Primer-coated steels are prevalent in the shipbuilding industry because the material can withstand corrosion from saltwater. Most primer coatings are zinc-based and the use of it on steel eliminates the need for painting large portions of the steel after welding. However, this primer coating tends to cause issues such as porosity during the welding operations, which can lead to unnecessary rework and downtime.
In this article, we will discuss some of the techniques to minimize the problems associated with welding primer-coated steel, as well as address some of the safety precautious that should be in place when welding zinc-based primers.
Recommended Welding Techniques
Porosity is a common problem when welding primer-coated steel because the zinc content is unable to burn out of the weld puddle after the welding arc is established.
To overcome this challenge, one option that welders can employ is to remove the primer coating before welding. However, this is rarely done because it negatively affects the productivity of the welding operations and the steel will need to be repainted after the welding.
Another option is to perform tandem welding on both sides of the joint. This can be done manually by two welders or automatically using welding carriages or robots. Welding both sides of the joint helps to push the zinc impurities from the weld. Usually, it is recommended that the first welding arc is 3 to 4 inches ahead of the second welding arc so as to prevent zinc oxide gases from being entrapped in the weld pool and solidifying as porosities.

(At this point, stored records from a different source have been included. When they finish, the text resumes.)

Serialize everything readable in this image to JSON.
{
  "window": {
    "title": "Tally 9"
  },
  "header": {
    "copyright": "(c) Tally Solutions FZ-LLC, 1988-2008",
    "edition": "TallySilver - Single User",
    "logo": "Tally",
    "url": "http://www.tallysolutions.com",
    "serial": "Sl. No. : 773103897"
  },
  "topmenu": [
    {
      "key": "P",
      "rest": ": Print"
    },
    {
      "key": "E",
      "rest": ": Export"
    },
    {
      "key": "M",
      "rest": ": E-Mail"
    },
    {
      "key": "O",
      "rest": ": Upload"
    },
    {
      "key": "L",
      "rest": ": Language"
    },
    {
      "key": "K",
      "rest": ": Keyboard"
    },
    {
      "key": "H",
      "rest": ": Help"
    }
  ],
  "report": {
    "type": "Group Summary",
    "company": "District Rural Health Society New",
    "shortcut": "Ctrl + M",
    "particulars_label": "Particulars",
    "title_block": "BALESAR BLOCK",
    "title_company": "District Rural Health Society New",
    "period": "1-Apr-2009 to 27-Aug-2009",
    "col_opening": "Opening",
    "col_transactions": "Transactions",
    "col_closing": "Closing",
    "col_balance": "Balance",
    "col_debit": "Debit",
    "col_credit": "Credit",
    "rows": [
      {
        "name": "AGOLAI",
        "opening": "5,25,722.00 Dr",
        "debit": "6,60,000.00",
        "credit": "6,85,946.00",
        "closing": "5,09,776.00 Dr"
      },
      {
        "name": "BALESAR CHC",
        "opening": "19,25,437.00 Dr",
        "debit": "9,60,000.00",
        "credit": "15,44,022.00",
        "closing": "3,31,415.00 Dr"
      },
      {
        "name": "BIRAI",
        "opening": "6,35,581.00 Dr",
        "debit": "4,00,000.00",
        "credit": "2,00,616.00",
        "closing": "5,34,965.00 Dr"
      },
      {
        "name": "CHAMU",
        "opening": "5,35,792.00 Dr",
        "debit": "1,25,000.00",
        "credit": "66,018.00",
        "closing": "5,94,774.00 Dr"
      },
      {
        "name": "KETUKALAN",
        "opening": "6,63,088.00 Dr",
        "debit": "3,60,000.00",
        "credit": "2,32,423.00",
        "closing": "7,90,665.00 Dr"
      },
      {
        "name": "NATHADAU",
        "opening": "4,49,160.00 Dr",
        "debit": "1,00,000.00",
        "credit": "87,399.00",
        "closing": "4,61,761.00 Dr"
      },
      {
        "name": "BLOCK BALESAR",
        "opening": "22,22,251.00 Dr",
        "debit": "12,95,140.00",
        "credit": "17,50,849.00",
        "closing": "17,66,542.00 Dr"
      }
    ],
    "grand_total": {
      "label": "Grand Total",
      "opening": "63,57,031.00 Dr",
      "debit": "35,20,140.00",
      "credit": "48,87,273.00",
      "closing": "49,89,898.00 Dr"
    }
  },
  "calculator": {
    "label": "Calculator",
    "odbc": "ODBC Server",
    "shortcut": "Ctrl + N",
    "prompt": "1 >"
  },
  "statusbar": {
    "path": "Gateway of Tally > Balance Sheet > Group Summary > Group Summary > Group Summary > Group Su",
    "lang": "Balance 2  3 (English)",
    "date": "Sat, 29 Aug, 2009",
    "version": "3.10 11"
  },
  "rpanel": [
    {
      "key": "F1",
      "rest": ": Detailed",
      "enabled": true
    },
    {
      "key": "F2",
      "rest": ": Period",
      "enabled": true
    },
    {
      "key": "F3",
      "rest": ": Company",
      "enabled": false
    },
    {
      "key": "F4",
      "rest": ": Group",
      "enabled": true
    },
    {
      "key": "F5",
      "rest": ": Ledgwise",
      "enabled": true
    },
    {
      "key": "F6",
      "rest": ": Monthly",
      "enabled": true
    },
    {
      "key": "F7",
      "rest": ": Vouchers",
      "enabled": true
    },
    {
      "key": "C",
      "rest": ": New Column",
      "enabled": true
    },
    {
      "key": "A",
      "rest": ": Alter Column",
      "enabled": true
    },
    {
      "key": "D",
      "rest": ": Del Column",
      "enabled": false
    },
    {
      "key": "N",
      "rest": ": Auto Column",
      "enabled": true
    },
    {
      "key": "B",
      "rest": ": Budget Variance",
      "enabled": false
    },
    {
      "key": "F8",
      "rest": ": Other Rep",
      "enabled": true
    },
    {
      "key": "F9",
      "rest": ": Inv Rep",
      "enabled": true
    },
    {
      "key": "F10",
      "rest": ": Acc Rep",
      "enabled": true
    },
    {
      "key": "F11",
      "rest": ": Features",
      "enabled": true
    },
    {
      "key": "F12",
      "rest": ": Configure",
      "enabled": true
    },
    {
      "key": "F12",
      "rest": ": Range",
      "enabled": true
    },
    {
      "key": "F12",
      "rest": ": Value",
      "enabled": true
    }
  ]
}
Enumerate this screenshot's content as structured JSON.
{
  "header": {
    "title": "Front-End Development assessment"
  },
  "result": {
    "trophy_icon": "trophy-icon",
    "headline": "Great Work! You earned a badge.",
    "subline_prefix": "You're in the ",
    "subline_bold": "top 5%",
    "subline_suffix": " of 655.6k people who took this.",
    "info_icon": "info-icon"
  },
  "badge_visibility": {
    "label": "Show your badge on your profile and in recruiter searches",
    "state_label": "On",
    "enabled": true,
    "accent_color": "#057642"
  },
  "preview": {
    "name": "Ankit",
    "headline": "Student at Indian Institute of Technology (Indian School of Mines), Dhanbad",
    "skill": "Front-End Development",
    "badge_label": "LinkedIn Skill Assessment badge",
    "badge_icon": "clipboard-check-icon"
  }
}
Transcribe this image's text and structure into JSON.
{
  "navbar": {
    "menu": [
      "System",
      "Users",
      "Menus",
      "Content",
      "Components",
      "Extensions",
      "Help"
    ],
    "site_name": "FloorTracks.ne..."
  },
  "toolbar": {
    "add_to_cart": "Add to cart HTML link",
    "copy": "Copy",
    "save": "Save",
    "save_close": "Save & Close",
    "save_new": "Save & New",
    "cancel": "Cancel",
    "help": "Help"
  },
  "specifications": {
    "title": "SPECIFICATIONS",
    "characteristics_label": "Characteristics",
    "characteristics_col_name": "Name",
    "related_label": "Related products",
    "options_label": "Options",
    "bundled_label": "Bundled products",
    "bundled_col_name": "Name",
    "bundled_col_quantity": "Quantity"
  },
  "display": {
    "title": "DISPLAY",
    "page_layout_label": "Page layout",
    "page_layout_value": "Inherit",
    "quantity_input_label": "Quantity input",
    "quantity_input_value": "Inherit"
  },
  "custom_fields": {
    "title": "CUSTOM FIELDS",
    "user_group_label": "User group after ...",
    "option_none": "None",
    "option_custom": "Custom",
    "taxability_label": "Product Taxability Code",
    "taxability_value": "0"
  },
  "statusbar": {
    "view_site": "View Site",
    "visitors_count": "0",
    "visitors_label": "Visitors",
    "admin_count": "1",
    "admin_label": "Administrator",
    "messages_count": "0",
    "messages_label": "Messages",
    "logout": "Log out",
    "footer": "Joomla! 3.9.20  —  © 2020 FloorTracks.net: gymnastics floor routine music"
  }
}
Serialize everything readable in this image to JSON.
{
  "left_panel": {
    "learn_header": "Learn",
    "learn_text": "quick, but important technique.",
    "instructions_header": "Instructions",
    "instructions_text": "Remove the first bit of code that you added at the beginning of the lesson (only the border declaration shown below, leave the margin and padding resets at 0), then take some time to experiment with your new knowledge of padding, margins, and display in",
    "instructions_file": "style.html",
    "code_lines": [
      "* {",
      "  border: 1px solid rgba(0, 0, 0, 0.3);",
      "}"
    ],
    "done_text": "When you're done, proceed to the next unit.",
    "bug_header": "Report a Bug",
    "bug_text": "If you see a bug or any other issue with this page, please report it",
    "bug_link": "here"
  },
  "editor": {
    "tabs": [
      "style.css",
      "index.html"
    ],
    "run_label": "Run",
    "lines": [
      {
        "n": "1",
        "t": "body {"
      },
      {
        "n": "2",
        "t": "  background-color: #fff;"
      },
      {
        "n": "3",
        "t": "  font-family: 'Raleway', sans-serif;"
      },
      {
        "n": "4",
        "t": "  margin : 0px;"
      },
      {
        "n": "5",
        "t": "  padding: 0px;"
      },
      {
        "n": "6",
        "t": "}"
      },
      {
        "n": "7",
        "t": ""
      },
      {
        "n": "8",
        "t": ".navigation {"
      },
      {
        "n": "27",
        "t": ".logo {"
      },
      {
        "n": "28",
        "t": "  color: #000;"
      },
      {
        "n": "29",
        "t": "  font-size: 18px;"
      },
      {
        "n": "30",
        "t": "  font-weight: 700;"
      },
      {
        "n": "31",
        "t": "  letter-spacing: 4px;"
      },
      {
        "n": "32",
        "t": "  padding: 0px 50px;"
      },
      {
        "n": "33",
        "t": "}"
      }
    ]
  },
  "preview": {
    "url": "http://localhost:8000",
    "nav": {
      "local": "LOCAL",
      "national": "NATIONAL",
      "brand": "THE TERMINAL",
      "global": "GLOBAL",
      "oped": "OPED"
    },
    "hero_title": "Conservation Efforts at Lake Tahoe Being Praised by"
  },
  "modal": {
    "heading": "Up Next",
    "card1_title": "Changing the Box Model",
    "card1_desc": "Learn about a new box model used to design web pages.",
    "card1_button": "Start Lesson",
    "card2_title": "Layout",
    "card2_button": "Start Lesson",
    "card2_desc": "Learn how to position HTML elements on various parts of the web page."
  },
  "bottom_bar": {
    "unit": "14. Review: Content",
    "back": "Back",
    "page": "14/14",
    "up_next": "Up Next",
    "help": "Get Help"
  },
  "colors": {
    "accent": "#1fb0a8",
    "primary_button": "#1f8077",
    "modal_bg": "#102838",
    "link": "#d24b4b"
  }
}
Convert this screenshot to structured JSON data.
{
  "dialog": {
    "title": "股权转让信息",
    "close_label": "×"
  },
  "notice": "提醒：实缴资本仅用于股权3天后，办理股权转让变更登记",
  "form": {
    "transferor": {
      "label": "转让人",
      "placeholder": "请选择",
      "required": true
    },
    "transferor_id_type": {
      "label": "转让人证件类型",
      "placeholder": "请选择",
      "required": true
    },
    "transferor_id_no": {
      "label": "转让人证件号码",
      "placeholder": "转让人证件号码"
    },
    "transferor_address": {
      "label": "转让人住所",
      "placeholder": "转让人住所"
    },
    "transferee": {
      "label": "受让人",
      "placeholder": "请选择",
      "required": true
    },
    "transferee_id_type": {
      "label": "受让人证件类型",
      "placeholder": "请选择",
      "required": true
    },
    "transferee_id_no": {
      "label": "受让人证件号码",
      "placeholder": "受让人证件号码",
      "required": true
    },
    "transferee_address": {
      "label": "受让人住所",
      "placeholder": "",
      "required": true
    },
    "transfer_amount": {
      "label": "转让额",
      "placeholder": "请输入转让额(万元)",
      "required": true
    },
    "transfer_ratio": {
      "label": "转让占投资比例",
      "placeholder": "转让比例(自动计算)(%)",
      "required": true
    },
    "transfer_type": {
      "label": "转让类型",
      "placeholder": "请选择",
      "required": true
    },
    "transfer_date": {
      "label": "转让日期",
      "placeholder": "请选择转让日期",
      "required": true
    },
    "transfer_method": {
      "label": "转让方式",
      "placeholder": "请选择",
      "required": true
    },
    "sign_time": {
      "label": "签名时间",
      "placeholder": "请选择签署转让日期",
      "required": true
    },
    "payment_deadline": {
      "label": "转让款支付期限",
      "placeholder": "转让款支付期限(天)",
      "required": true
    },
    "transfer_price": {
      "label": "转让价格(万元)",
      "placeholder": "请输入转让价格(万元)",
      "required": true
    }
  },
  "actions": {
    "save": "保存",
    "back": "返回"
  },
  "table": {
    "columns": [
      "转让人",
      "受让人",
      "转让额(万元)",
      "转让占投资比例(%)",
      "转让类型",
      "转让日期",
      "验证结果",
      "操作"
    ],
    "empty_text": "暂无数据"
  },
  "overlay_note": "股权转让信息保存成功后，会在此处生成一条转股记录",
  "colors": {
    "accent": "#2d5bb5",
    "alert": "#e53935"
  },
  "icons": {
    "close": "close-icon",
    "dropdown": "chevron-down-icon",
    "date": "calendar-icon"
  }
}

Because the zinc-rich primer makes the weld puddle sluggish, welders should typically use lower voltages, wire feed speeds and travel speeds as compared to welding non-coated steel. A 5% lower voltage will give a tighter arc that is capable of burning the zinc out of the weld pool more easily. Since a lower voltage is typically required, the wire feed speed and travel speed needs to be lowered as well to accommodate this change in voltage.
Lastly, a gun angle of 0 to 15 degrees should be employed when welding primer-coated steel. This will help create a tighter arc that will dig into the joint and weld through the primer.
Filler Metal Options
Some filler metals are specially formulated to weld primer-coated steel, and most of the time, these are flux-cored wires. There are scavengers in the flux that collect impurities such as zinc and these form part of the slag after each welding pass.
Traditional flux-cored wires with the AWS designators of T-1, T-9 or T-12 are commonly used for welding primer-coated steel in the shipbuilding industry. T-9 and T-12 wires are best for welding offshore structures that will encounter extremely cold temperatures. A flux-cored wire with a T-5 designator is another option that can be considered, but this wire tends to have poorer welder appeal.
Metal-cored wires can also be used to weld primer-coated steels, but they may not perform as well as flux-cored wires because metal-cored wires need to operate at higher voltages. As discussed previously, a higher voltage will not help remove the zinc from the weld puddle as well as when lower voltages are employed. In addition, metal-cored wires are typically limited to the flat and horizontal welding positions, unless paired with a welding equipment that can perform pulse welding.
Safety Considerations
The welding of primer-coated steels will expose the welders to hazardous fumes and gases such as carbon monoxide, zinc oxides etc. These gases are very harmful especially in confined areas or when air flow is poor. In order to create a safer working environment for welders, always ensure there is sufficient ventilation and consider using personal protective equipment such as a purified air powered respirator.